EDITOR’S DESK: Missing the ‘steak holders’
Judging by the smallish turnout at the first “stakeholder” meeting for the “Westside Avenue Action Plan” Aug. 6, a number of folks who might have participated were instead being “steak holders” (i.e., barbecuing). Well, it's your call, of course. On a balmy summer evening, if given the choice between one,
grilling/chilling in the great outdoors or two, submitting to hours of facilitator-driven discussion with special-interest advocates and government officials, I suppose most of us would readily choose number one.

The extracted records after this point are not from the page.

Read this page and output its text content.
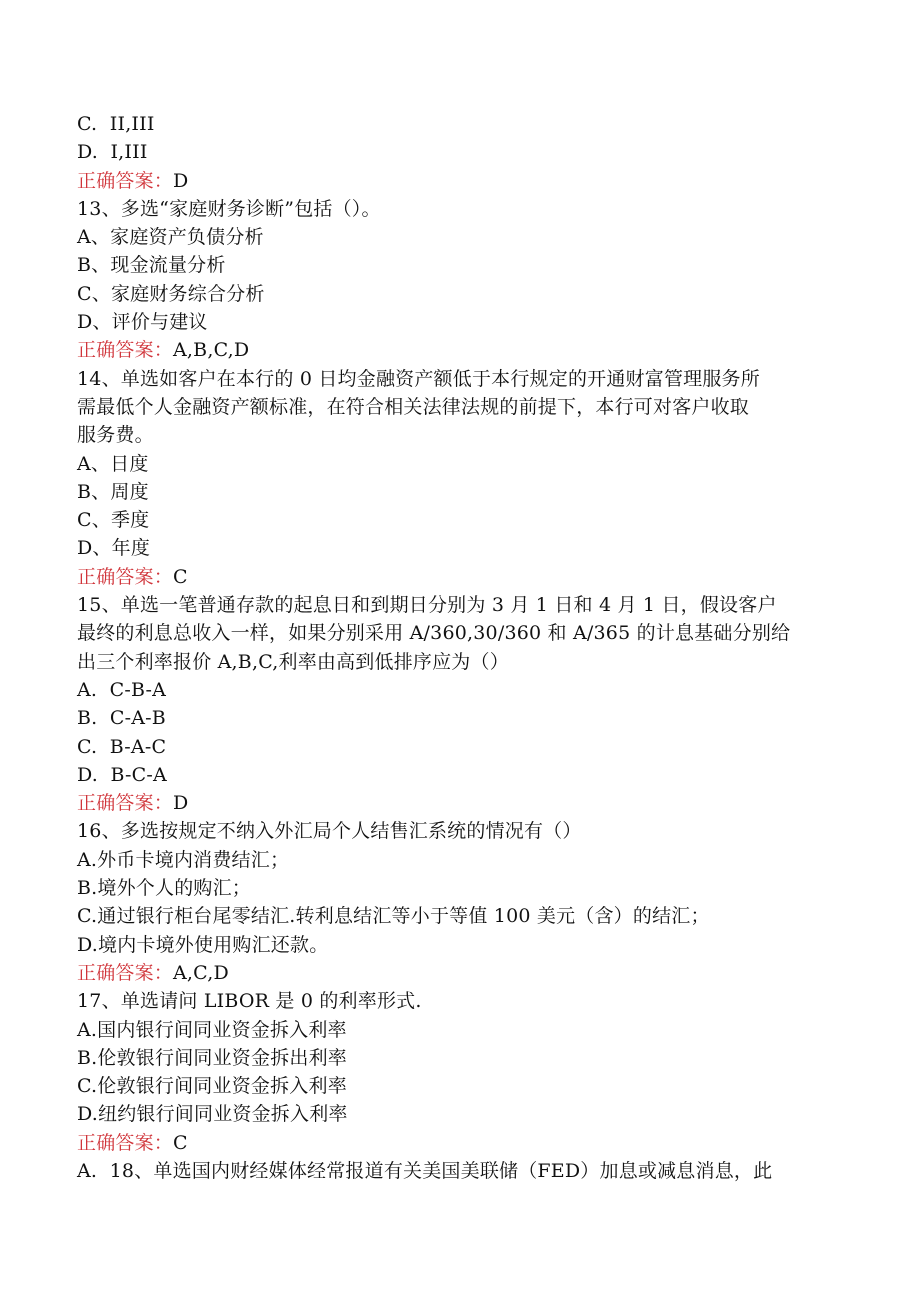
C.  II,III
D.  I,III
正确答案：D
13、多选“家庭财务诊断”包括（）。
A、家庭资产负债分析
B、现金流量分析
C、家庭财务综合分析
D、评价与建议
正确答案：A,B,C,D
14、单选如客户在本行的 0 日均金融资产额低于本行规定的开通财富管理服务所
需最低个人金融资产额标准，在符合相关法律法规的前提下，本行可对客户收取
服务费。
A、日度
B、周度
C、季度
D、年度
正确答案：C
15、单选一笔普通存款的起息日和到期日分别为 3 月 1 日和 4 月 1 日，假设客户
最终的利息总收入一样，如果分别采用 A/360,30/360 和 A/365 的计息基础分别给
出三个利率报价 A,B,C,利率由高到低排序应为（）
A.  C-B-A
B.  C-A-B
C.  B-A-C
D.  B-C-A
正确答案：D
16、多选按规定不纳入外汇局个人结售汇系统的情况有（）
A.外币卡境内消费结汇；
B.境外个人的购汇；
C.通过银行柜台尾零结汇.转利息结汇等小于等值 100 美元（含）的结汇；
D.境内卡境外使用购汇还款。
正确答案：A,C,D
17、单选请问 LIBOR 是 0 的利率形式.
A.国内银行间同业资金拆入利率
B.伦敦银行间同业资金拆出利率
C.伦敦银行间同业资金拆入利率
D.纽约银行间同业资金拆入利率
正确答案：C
A.  18、单选国内财经媒体经常报道有关美国美联储（FED）加息或减息消息，此
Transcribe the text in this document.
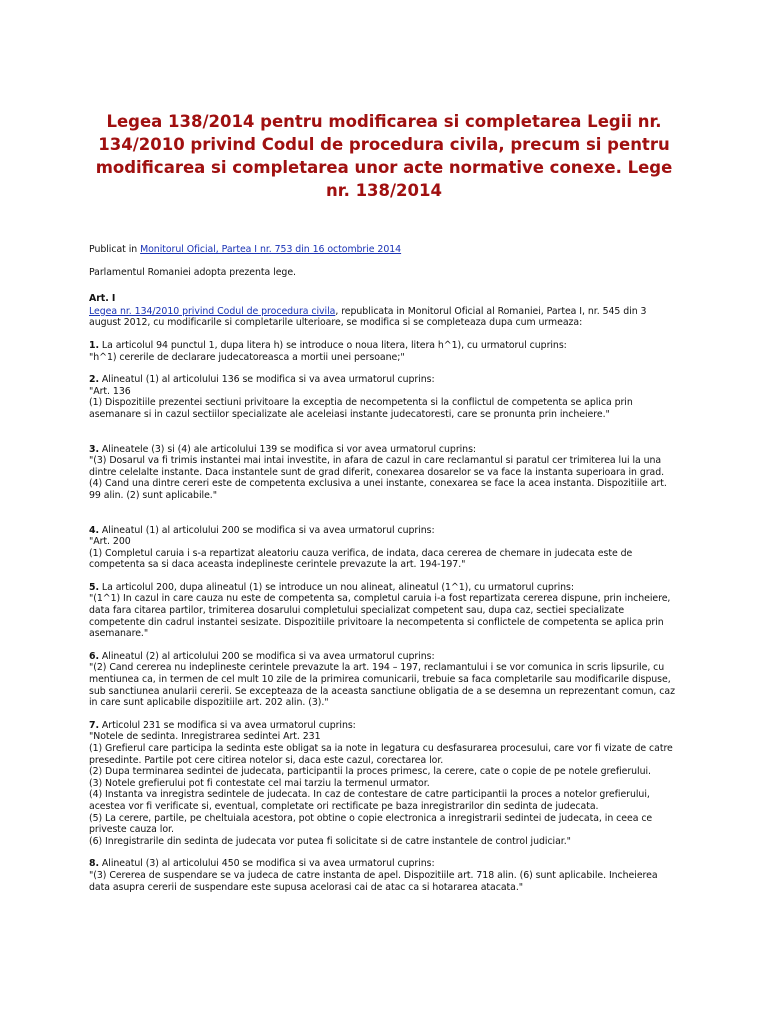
Legea 138/2014 pentru modificarea si completarea Legii nr. 134/2010 privind Codul de procedura civila, precum si pentru modificarea si completarea unor acte normative conexe. Lege nr. 138/2014

Publicat in Monitorul Oficial, Partea I nr. 753 din 16 octombrie 2014

Parlamentul Romaniei adopta prezenta lege.

Art. I

Legea nr. 134/2010 privind Codul de procedura civila, republicata in Monitorul Oficial al Romaniei, Partea I, nr. 545 din 3 august 2012, cu modificarile si completarile ulterioare, se modifica si se completeaza dupa cum urmeaza:

1. La articolul 94 punctul 1, dupa litera h) se introduce o noua litera, litera h^1), cu urmatorul cuprins:
"h^1) cererile de declarare judecatoreasca a mortii unei persoane;"

2. Alineatul (1) al articolului 136 se modifica si va avea urmatorul cuprins:
"Art. 136
(1) Dispozitiile prezentei sectiuni privitoare la exceptia de necompetenta si la conflictul de competenta se aplica prin asemanare si in cazul sectiilor specializate ale aceleiasi instante judecatoresti, care se pronunta prin incheiere."

3. Alineatele (3) si (4) ale articolului 139 se modifica si vor avea urmatorul cuprins:
"(3) Dosarul va fi trimis instantei mai intai investite, in afara de cazul in care reclamantul si paratul cer trimiterea lui la una dintre celelalte instante. Daca instantele sunt de grad diferit, conexarea dosarelor se va face la instanta superioara in grad.
(4) Cand una dintre cereri este de competenta exclusiva a unei instante, conexarea se face la acea instanta. Dispozitiile art. 99 alin. (2) sunt aplicabile."

4. Alineatul (1) al articolului 200 se modifica si va avea urmatorul cuprins:
"Art. 200
(1) Completul caruia i s-a repartizat aleatoriu cauza verifica, de indata, daca cererea de chemare in judecata este de competenta sa si daca aceasta indeplineste cerintele prevazute la art. 194-197."

5. La articolul 200, dupa alineatul (1) se introduce un nou alineat, alineatul (1^1), cu urmatorul cuprins:
"(1^1) In cazul in care cauza nu este de competenta sa, completul caruia i-a fost repartizata cererea dispune, prin incheiere, data fara citarea partilor, trimiterea dosarului completului specializat competent sau, dupa caz, sectiei specializate competente din cadrul instantei sesizate. Dispozitiile privitoare la necompetenta si conflictele de competenta se aplica prin asemanare."

6. Alineatul (2) al articolului 200 se modifica si va avea urmatorul cuprins:
"(2) Cand cererea nu indeplineste cerintele prevazute la art. 194 – 197, reclamantului i se vor comunica in scris lipsurile, cu mentiunea ca, in termen de cel mult 10 zile de la primirea comunicarii, trebuie sa faca completarile sau modificarile dispuse, sub sanctiunea anularii cererii. Se excepteaza de la aceasta sanctiune obligatia de a se desemna un reprezentant comun, caz in care sunt aplicabile dispozitiile art. 202 alin. (3)."

7. Articolul 231 se modifica si va avea urmatorul cuprins:
"Notele de sedinta. Inregistrarea sedintei Art. 231
(1) Grefierul care participa la sedinta este obligat sa ia note in legatura cu desfasurarea procesului, care vor fi vizate de catre presedinte. Partile pot cere citirea notelor si, daca este cazul, corectarea lor.
(2) Dupa terminarea sedintei de judecata, participantii la proces primesc, la cerere, cate o copie de pe notele grefierului.
(3) Notele grefierului pot fi contestate cel mai tarziu la termenul urmator.
(4) Instanta va inregistra sedintele de judecata. In caz de contestare de catre participantii la proces a notelor grefierului, acestea vor fi verificate si, eventual, completate ori rectificate pe baza inregistrarilor din sedinta de judecata.
(5) La cerere, partile, pe cheltuiala acestora, pot obtine o copie electronica a inregistrarii sedintei de judecata, in ceea ce priveste cauza lor.
(6) Inregistrarile din sedinta de judecata vor putea fi solicitate si de catre instantele de control judiciar."

8. Alineatul (3) al articolului 450 se modifica si va avea urmatorul cuprins:
"(3) Cererea de suspendare se va judeca de catre instanta de apel. Dispozitiile art. 718 alin. (6) sunt aplicabile. Incheierea data asupra cererii de suspendare este supusa acelorasi cai de atac ca si hotararea atacata."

But let's look at this another way. Those of you who may have disdained attending that meeting - and perhaps will disdain others as this $300,000 study runs its 10-month course - will eventually have to deal with the consequences of decisions made by others. Because the idea is for this study to be used as direction for major reconstruction along the avenue west of 31st Street. If you know something that's being overlooked, this is the time to say so. Or at the very least to come and listen and from that to assist in shaping alternate views.
For my part, I'm already perplexed about some aspects of this study. For instance, the naming thing. On the one hand, the consultants announced (without public input) that homing in on a better name than "No Man's Land" would not be part of the effort. Then on their own they dubbed the study the "Westside Avenue Action Plan," when everybody knows the full avenue covers a much larger swath. So it's confusing. They also decided (again on their own) not to seek answers on annexation, when multi-jurisdictionality is the culprit for many of the problems. Moreover, the consutants seemed ignorant of a study six years ago that declared that same area blighted. A pretty key oversight, considering the urban renewal implications.
Anyway, it's your call, steak holders. A little pain now? Or a lot of pain in years to come?